(Bloomberg) -- Europe expects the World Trade Organization to give the U.S. the green light to hit the EU with tariffs aimed at products valued at between $5 billion and $7 billion in a 14-year dispute over illegal aircraft subsidies, according to two European government officials.
President Donald Trump’s administration is waiting for the WTO to give its final decision on the damages caused by prohibited European aid for Airbus SE, after which the U.S. would move immediately to impose the tariffs, said the officials, who asked not to be identified because the process is ongoing. The WTO could issue its ruling as soon as this summer.
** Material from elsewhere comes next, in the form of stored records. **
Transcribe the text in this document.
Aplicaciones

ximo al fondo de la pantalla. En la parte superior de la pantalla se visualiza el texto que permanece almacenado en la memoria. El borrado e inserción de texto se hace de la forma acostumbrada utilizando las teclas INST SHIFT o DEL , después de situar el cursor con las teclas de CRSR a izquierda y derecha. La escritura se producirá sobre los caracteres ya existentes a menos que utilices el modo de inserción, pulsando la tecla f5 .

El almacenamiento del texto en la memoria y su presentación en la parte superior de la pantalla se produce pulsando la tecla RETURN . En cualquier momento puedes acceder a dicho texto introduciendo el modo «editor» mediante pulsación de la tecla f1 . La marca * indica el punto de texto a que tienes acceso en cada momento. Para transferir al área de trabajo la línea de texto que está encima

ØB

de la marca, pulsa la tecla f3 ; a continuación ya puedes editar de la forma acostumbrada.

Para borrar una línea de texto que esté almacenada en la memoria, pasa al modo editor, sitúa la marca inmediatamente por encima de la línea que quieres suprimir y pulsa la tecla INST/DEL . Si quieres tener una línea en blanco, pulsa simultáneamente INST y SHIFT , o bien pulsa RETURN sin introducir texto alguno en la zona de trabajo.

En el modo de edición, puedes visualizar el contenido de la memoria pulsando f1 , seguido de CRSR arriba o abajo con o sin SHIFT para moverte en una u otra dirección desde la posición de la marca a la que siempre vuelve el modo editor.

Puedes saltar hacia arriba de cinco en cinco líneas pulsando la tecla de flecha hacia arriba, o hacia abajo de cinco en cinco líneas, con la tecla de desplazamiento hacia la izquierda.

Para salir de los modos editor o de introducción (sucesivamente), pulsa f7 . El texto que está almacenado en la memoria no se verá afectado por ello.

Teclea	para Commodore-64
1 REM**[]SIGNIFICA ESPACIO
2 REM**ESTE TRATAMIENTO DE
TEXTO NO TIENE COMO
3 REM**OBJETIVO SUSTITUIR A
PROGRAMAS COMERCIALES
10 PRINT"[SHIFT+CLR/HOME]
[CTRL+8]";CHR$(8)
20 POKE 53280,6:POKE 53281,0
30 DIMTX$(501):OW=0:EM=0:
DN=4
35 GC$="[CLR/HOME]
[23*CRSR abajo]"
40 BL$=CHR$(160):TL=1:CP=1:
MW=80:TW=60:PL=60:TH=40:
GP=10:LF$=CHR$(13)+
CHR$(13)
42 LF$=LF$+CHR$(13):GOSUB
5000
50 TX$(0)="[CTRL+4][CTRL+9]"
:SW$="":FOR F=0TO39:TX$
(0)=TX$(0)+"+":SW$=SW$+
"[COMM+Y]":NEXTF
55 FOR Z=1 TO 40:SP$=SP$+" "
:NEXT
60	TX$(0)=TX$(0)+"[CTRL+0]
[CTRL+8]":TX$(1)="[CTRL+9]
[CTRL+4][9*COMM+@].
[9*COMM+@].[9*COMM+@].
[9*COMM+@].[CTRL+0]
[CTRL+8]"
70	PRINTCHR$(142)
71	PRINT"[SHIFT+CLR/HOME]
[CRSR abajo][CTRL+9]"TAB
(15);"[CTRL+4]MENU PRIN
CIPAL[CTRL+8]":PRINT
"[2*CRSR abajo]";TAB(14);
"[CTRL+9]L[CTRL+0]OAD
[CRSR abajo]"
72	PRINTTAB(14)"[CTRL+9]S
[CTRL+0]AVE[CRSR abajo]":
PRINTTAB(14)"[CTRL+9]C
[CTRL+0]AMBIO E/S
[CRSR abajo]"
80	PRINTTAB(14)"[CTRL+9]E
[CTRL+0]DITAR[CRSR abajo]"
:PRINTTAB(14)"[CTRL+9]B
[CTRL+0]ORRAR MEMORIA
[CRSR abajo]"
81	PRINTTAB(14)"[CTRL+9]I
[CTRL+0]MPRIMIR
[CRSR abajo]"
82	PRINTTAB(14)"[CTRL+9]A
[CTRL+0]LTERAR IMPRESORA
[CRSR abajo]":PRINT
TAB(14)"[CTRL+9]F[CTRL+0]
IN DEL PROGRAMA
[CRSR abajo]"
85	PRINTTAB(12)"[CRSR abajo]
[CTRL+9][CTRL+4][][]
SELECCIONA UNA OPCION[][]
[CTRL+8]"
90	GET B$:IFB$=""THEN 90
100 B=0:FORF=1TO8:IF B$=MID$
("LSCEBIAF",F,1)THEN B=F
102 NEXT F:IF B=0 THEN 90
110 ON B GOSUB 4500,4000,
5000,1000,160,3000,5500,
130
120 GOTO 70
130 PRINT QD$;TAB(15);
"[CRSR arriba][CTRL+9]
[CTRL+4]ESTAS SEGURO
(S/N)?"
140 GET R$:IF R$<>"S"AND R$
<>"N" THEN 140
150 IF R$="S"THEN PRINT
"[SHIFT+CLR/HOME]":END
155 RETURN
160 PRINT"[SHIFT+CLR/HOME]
In addition to helicopters and aircraft parts, the U.S. tariffs may also be aimed at goods such as cheese, olives and pasta, along with some types of whiskey in what the officials see as an effort to gain concessions from EU members to the American agricultural sector. The measures would come on top of duties the U.S. imposed on EU steel and aluminum exports a year ago over claims they posed a national-security threat.
The office of the U.S. Trade Representative previously estimated the EU subsidies to Airbus cause approximately $11 billion in economic harm to the U.S. annually. The EU has a similar case pending against Boeing Co. and has already published a preliminary list of U.S. goods -- from ketchup to video-game consoles -- being targeted in a $12 billion plan for retaliatory levies.
While the EU has kept the door open to a settlement that would avoid tit-for-tat tariffs, EU Trade Commissioner Cecilia Malmstrom signaled earlier this month that she expected the duties to be imposed.
The simmering dispute threatens to push transatlantic relations to a new low and disrupt nascent negotiations launched a year ago to reach across-the-board cuts in industrial tariffs. The EU has also said it is prepared to hit 20 billion euros ($22.5 billion) of U.S. goods with tariffs if Trump follows through on a threat to impose duties on European cars and car parts.